The majority of the information came from this blog.

  • On the server I added the following registry settings to create the crash dump files...

    [HKEY_LOCAL_MACHINE\SOFTWARE\Microsoft\Windows\Windows Error Reporting\LocalDumps]

[HKEY_LOCAL_MACHINE\SOFTWARE\Microsoft\Windows\Windows Error Reporting\LocalDumps\w3wp.exe]
"DumpCount"=dword:00000005
"DumpFolder"=hex(2):43,00,3a,00,5c,00,43,00,72,00,61,00,73,00,68,00,44,00,75,\
00,6d,00,70,00,73,00,5c,00,00,00

(The DumpCount is the number of files to store before it starts overwriting old ones - DumpFolder is where the files are to be saved, is a REG_EXPAND_SZ and in my case represents C:\CrashDumps\)

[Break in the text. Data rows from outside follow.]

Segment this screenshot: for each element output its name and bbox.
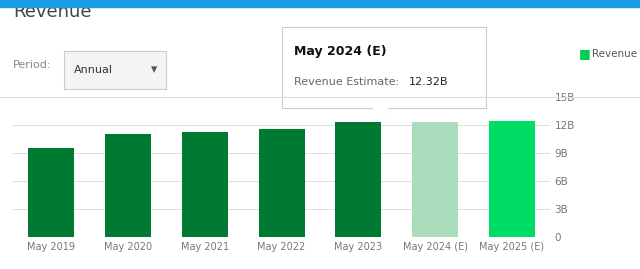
Bar bbox=[182, 132, 228, 237]
Bar bbox=[28, 148, 74, 237]
Text: Period:: Period: bbox=[13, 59, 51, 70]
Text: Revenue Estimate: Revenue Estimate bbox=[592, 49, 640, 59]
Text: May 2024 (E): May 2024 (E) bbox=[294, 45, 387, 58]
Text: 12.32B: 12.32B bbox=[408, 77, 448, 87]
Bar bbox=[412, 122, 458, 237]
Text: Annual: Annual bbox=[74, 65, 113, 75]
Bar bbox=[335, 122, 381, 237]
Text: Revenue Estimate:: Revenue Estimate: bbox=[294, 77, 399, 87]
Text: ▾: ▾ bbox=[151, 63, 157, 76]
Bar bbox=[489, 122, 535, 237]
Text: Revenue: Revenue bbox=[13, 3, 92, 21]
Bar bbox=[105, 134, 151, 237]
Text: ■: ■ bbox=[579, 47, 591, 60]
Bar bbox=[259, 129, 305, 237]
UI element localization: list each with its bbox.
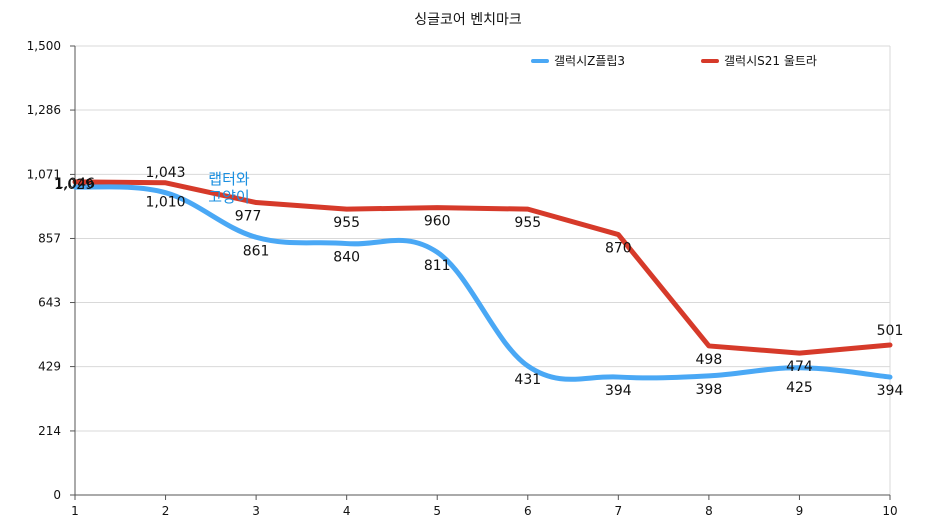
y-tick-label: 429 xyxy=(38,360,61,374)
x-tick-label: 7 xyxy=(615,504,623,518)
data-label: 870 xyxy=(605,241,632,257)
data-label: 960 xyxy=(424,214,451,230)
x-tick-label: 6 xyxy=(524,504,532,518)
data-label: 1,043 xyxy=(146,165,186,181)
data-label: 394 xyxy=(877,383,904,399)
watermark-line-1: 랩터와 xyxy=(208,170,250,188)
legend-label-2: 갤럭시S21 울트라 xyxy=(724,54,817,68)
x-tick-label: 9 xyxy=(796,504,804,518)
x-tick-label: 8 xyxy=(705,504,713,518)
data-label: 861 xyxy=(243,243,270,259)
data-label: 955 xyxy=(333,215,360,231)
data-label: 955 xyxy=(514,215,541,231)
y-tick-label: 1,071 xyxy=(27,167,61,181)
grid xyxy=(75,45,891,495)
chart-title: 싱글코어 벤치마크 xyxy=(414,12,522,28)
data-label: 431 xyxy=(514,372,541,388)
y-tick-label: 0 xyxy=(53,488,61,502)
y-tick-label: 214 xyxy=(38,424,61,438)
y-tick-label: 643 xyxy=(38,296,61,310)
data-label: 1,029 xyxy=(54,177,94,193)
data-labels: 1,029 1,010 861 840 811 431 394 398 425 394 1,046 1… xyxy=(54,165,903,399)
x-tick-label: 4 xyxy=(343,504,351,518)
data-label: 811 xyxy=(424,258,451,274)
x-tick-label: 10 xyxy=(882,504,897,518)
x-tick-label: 3 xyxy=(252,504,260,518)
data-label: 498 xyxy=(696,352,723,368)
watermark-line-2: 고양이 xyxy=(208,188,249,206)
data-label: 398 xyxy=(696,382,723,398)
watermark: 랩터와 고양이 xyxy=(208,170,250,206)
series-line-1 xyxy=(72,184,893,382)
data-label: 1,010 xyxy=(146,195,186,211)
y-tick-label: 1,286 xyxy=(27,103,61,117)
x-tick-label: 2 xyxy=(162,504,170,518)
x-axis-ticks: 1 2 3 4 5 6 7 8 9 10 xyxy=(71,495,898,518)
data-label: 977 xyxy=(235,209,262,225)
series-lines xyxy=(72,179,893,382)
legend-item-1[interactable]: 갤럭시Z플립3 xyxy=(531,54,625,68)
y-axis-ticks: 0 214 429 643 857 1,071 1,286 1,500 xyxy=(27,39,75,502)
y-tick-label: 857 xyxy=(38,231,61,245)
data-label: 1,046 xyxy=(55,176,95,192)
data-label: 394 xyxy=(605,383,632,399)
series-line-2 xyxy=(72,179,893,356)
legend[interactable]: 갤럭시Z플립3 갤럭시S21 울트라 xyxy=(531,54,817,68)
y-tick-label: 1,500 xyxy=(27,39,61,53)
legend-label-1: 갤럭시Z플립3 xyxy=(554,54,625,68)
legend-item-2[interactable]: 갤럭시S21 울트라 xyxy=(701,54,817,68)
data-label: 840 xyxy=(333,250,360,266)
data-label: 425 xyxy=(786,380,813,396)
data-label: 474 xyxy=(786,359,813,375)
x-tick-label: 5 xyxy=(433,504,441,518)
data-label: 501 xyxy=(877,323,904,339)
x-tick-label: 1 xyxy=(71,504,79,518)
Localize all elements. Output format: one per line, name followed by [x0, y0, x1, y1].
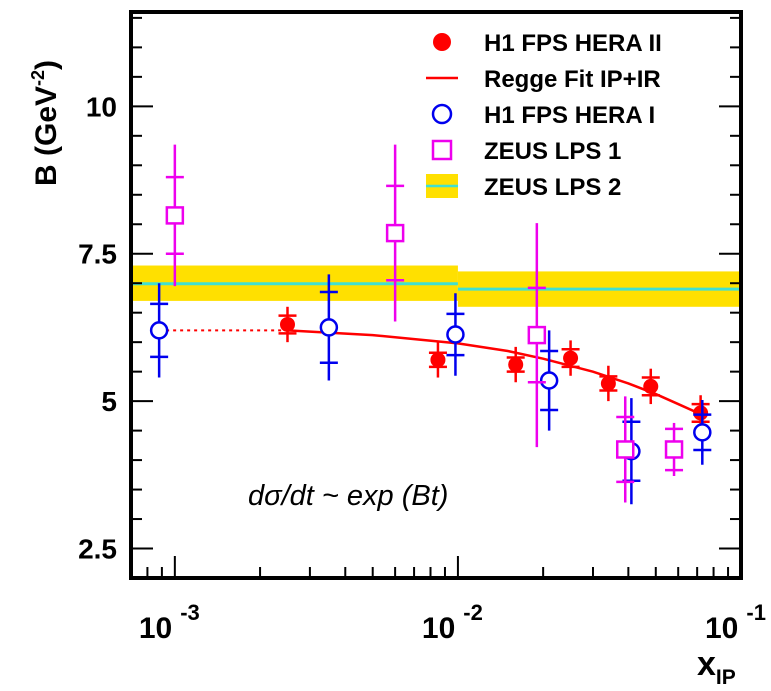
y-axis-label-close: ) — [30, 60, 63, 70]
h1-fps-hera-ii-point-3 — [506, 346, 525, 383]
h1-fps-hera-ii-point-5 — [599, 365, 618, 402]
h1-fps-hera-i-point-3 — [446, 293, 465, 376]
legend-symbol-h1-fps-hera-ii — [433, 33, 451, 51]
legend-symbol-zeus-lps-1 — [431, 139, 453, 161]
h1-fps-hera-ii-point-6 — [641, 368, 660, 405]
h1-fps-hera-i-marker-3 — [446, 325, 465, 344]
x-axis-label-subscript: IP — [716, 666, 736, 689]
zeus-lps-1-marker-1 — [165, 206, 185, 225]
y-axis-label-exponent: -2 — [28, 70, 48, 86]
h1-fps-hera-ii-marker-4 — [563, 350, 579, 366]
h1-fps-hera-i-marker-2 — [319, 318, 339, 337]
zeus-lps-1-point-3 — [527, 223, 547, 448]
fit-layer — [159, 329, 702, 416]
h1-fps-hera-ii-marker-1 — [279, 316, 295, 332]
zeus-lps-1-marker-2 — [385, 223, 405, 243]
h1-fps-hera-i-point-2 — [319, 274, 339, 381]
h1-fps-hera-ii-point-2 — [428, 342, 447, 378]
h1-fps-hera-i-point-1 — [149, 283, 169, 378]
x-tick-label-exponent-3: -1 — [746, 600, 766, 625]
formula-annotation: dσ/dt ~ exp (Bt) — [248, 480, 448, 512]
y-axis-label: B (GeV-2) — [28, 60, 63, 186]
zeus-lps-1-marker-5 — [664, 440, 684, 459]
h1-fps-hera-i-marker-1 — [149, 321, 169, 340]
x-tick-label-2: 10 -2 — [422, 600, 483, 645]
y-tick-label-2: 5 — [101, 386, 117, 417]
y-tick-labels: 2.5 5 7.5 10 — [78, 91, 117, 564]
y-tick-label-3: 7.5 — [78, 239, 117, 270]
zeus-lps-1-marker-4 — [615, 440, 635, 459]
zeus-lps-1-point-2 — [385, 144, 405, 322]
x-tick-label-base-1: 10 — [139, 612, 172, 645]
h1-fps-hera-ii-point-7 — [691, 395, 710, 431]
x-axis-label: xIP — [697, 645, 736, 689]
legend-label-regge-fit-ip-ir: Regge Fit IP+IR — [484, 66, 661, 93]
h1-fps-hera-ii-point-1 — [278, 306, 297, 343]
x-tick-labels: 10 -3 10 -2 10 -1 — [139, 600, 766, 645]
zeus-lps-1-marker-3 — [527, 325, 547, 345]
plot-frame — [129, 10, 743, 580]
x-tick-label-base-3: 10 — [705, 612, 738, 645]
h1-fps-hera-i-point-6 — [693, 399, 712, 465]
fit-curve-solid — [287, 329, 702, 416]
h1-fps-hera-ii-marker-3 — [508, 357, 524, 373]
h1-fps-hera-ii-marker-6 — [643, 378, 659, 394]
legend-label-h1-fps-hera-ii: H1 FPS HERA II — [484, 30, 662, 57]
h1-fps-hera-ii-marker-5 — [600, 375, 616, 391]
h1-fps-hera-ii-marker-2 — [430, 352, 446, 368]
legend-label-zeus-lps-2: ZEUS LPS 2 — [484, 174, 621, 201]
x-tick-label-base-2: 10 — [422, 612, 455, 645]
legend: H1 FPS HERA II Regge Fit IP+IR H1 FPS HERA… — [426, 30, 662, 201]
zeus-lps-1-point-5 — [664, 422, 684, 477]
legend-label-zeus-lps-1: ZEUS LPS 1 — [484, 138, 621, 165]
h1-fps-hera-i-point-4 — [539, 330, 559, 431]
legend-label-h1-fps-hera-i: H1 FPS HERA I — [484, 102, 655, 129]
x-tick-label-3: 10 -1 — [705, 600, 766, 645]
x-axis-label-main: x — [697, 645, 716, 683]
legend-symbol-h1-fps-hera-i — [431, 103, 453, 125]
h1-fps-hera-i-marker-6 — [693, 423, 712, 442]
y-axis-label-main: B (GeV — [30, 86, 63, 186]
h1-fps-hera-ii-point-4 — [561, 340, 580, 376]
zeus-lps-1-point-4 — [615, 396, 635, 503]
zeus-lps-1-point-1 — [165, 144, 185, 287]
y-tick-label-4: 10 — [86, 91, 117, 122]
x-tick-label-1: 10 -3 — [139, 600, 200, 645]
x-tick-label-exponent-2: -2 — [463, 600, 483, 625]
h1-fps-hera-ii-marker-7 — [693, 405, 709, 421]
h1-fps-hera-i-marker-4 — [539, 371, 559, 390]
bands-layer — [131, 265, 741, 307]
y-tick-label-1: 2.5 — [78, 534, 117, 565]
points-layer — [149, 144, 712, 505]
x-tick-label-exponent-1: -3 — [180, 600, 200, 625]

  • Waited for crashes to happen
  • Copied the crash files into a directory on my local machine called C:\WinDbg\CrashDumps\
  • Create another directory called C:\WinDbg\Symbols, into which I placed...
    • clr.dll (from the server, taken from C:\Windows\Microsoft.NET\Framework64\v4.0.30319\)
    • sos.dll (from the server, taken from C:\Windows\Microsoft.NET\Framework64\v4.0.30319\)
    • all .dll and .pdb files from my local development environment, including third party component .dll files
  • Installed WinDbg via Windows Store on my Windows 10 development machine
  • Ran windbgx -y c:\windbg\symbols via Run command (for some reason it's windbgx on my machine but maybe that's because it's via the Store rather than manual download)
  • In the file menu Open dump file and select one of the dump files in C:\WinDbg\CrashDumps
  • Ran the following commands...
    • .symfix
    • .reload
    • .load c:\windbg\symbols\sos.dll (see note 1 below)
    • !clrstack (see note 2 below)

Although this didn't give me all the information I expected, what it did show was that one of my 3rd party components was 100% to blame for the stackoverflow exception.

Note 1 - Lots of places I read said that .loadby sos clr should be used, but that just gave me The call to LoadLibrary(C:\ProgramData\Dbg\sym\clr.dll\5E7D1F3B9eb000\sos.dll) failed and I couldn't figure out how to fix it... so instead I've used .load c:\windbg\symbols\sos.dll.

Note 2 - The !clrstack command worked because WinDbg appeared to pre-select the thread that had the exception. The other option is to use ~*e !clrstack which will show you call stacks for ALL threads.